Geld, das Meyer Burger dringend benötigt hätte. Noch im Juni vermeldete die Firma, eine US-Grossbank habe ihre Sorgfaltsprüfung (Due Diligence) abgeschlossen. Die Auszahlung der Kredite werde bis zur Mitte des dritten Quartals angestrebt. Wie sich jetzt herausgestellt hat, war das Unternehmen offenbar zu optimistisch.
Nun geht es um Restrukturierungen und Kostensenkung – wieder einmal. «Die Ankündigung vom Montag war bereits der x-te Strategiewechsel», sagt Eugen Perger, Analyst bei Research Partners. Meyer Burger häuft Jahr für Jahr hohe Verluste an. Zuletzt waren es 2023 rund 291 Millionen Franken.

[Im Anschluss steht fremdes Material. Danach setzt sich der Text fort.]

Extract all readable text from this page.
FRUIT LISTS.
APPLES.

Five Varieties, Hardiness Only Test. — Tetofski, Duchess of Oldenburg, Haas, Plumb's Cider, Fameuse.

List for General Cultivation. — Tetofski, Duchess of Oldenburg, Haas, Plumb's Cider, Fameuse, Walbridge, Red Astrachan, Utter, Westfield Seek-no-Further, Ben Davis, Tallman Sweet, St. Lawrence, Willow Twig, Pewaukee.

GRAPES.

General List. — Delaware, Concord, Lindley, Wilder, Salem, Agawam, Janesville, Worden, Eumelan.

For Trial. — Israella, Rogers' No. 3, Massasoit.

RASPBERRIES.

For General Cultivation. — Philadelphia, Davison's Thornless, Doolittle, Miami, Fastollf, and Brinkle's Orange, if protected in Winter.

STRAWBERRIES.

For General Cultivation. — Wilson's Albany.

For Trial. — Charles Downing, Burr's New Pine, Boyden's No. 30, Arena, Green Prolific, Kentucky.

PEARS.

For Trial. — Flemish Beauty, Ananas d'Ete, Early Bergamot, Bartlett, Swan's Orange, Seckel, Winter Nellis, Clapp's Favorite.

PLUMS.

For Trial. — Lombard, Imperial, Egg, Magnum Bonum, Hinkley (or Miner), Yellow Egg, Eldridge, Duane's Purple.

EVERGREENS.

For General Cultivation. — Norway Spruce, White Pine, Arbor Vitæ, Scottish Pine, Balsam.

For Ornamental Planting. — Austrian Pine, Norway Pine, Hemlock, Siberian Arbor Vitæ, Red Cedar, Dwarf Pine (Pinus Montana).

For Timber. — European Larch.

Das einst stolze Industrieunternehmen aus dem bernischen Thun ist an der Börse heute nur noch ein Schatten seiner selbst. 2011 lag der Aktienkurs bei 1439 Franken, am Freitag waren die Papiere noch 1.85 Franken wert. Das Unternehmen habe in den vergangenen Jahren kein einziges Ziel erreicht, lautet die Kritik von Aktionärinnen und Aktionären.
Immer wieder müssen sie neues Geld einschiessen. Trotzdem halten sie Meyer Burger die Stange. Die überwiegende Mehrheit der mehr als 20’000 Anlegerinnen und Anleger kommt aus der Schweiz. Viele sind seit Jahrzehnten in die Firma investiert.
Auch bei der letzten Kapitalerhöhung im April sind sie mitgezogen. 206 Millionen Franken gab es nochmals für Meyer Burger. Diese sollten in den mittlerweile auf Eis gelegten Aufbau der Produktion in den USA fliessen.
Dabei gehörte das Unternehmen einst mit seinen Diamantdrahtsägen zur Weltspitze. Verwendet wurden sie zum Schneiden von Siliziumwafern, hauchdünnen Scheiben, aus denen Solarzellen hergestellt werden. Der Vorsprung hielt jedoch nicht lange. Gegen die günstigere Konkurrenz aus China kam Meyer Burger nicht an und geriet in finanzielle Schieflage.
Das Überleben des Unternehmens gesichert hat der russische Geschäftsmann Pjotr Kondraschew. 2016 beteiligte er sich über seine Finanzgesellschaft Sentis Capital an Meyer Burger. Seit der letzten Kapitalerhöhung hält Sentis rund 15 Prozent an dem Solarproduzenten.
Sie wollten Marktführer in Europa werden
2020 kam der grosse Strategiewechsel. Meyer Burger beschloss, nicht mehr nur Maschinen, sondern auch Solarmodule herzustellen. An zwei Standorten in Ostdeutschland wurden Produktionsstätten aufgebaut.
Die Geschäftsleitung setzte sich ambitionierte Ziele: «Wir wollen europäischer Marktführer und Global Player in der Herstellung von hocheffizienten Zellen und Modulen werden», sagte Gunter Erfurt, Geschäftsführer von Meyer Burger. Mit Jung von Matt wurde gleichzeitig eine bekannte Werbeagentur verpflichtet, um eine neue Markenstrategie zu entwickeln.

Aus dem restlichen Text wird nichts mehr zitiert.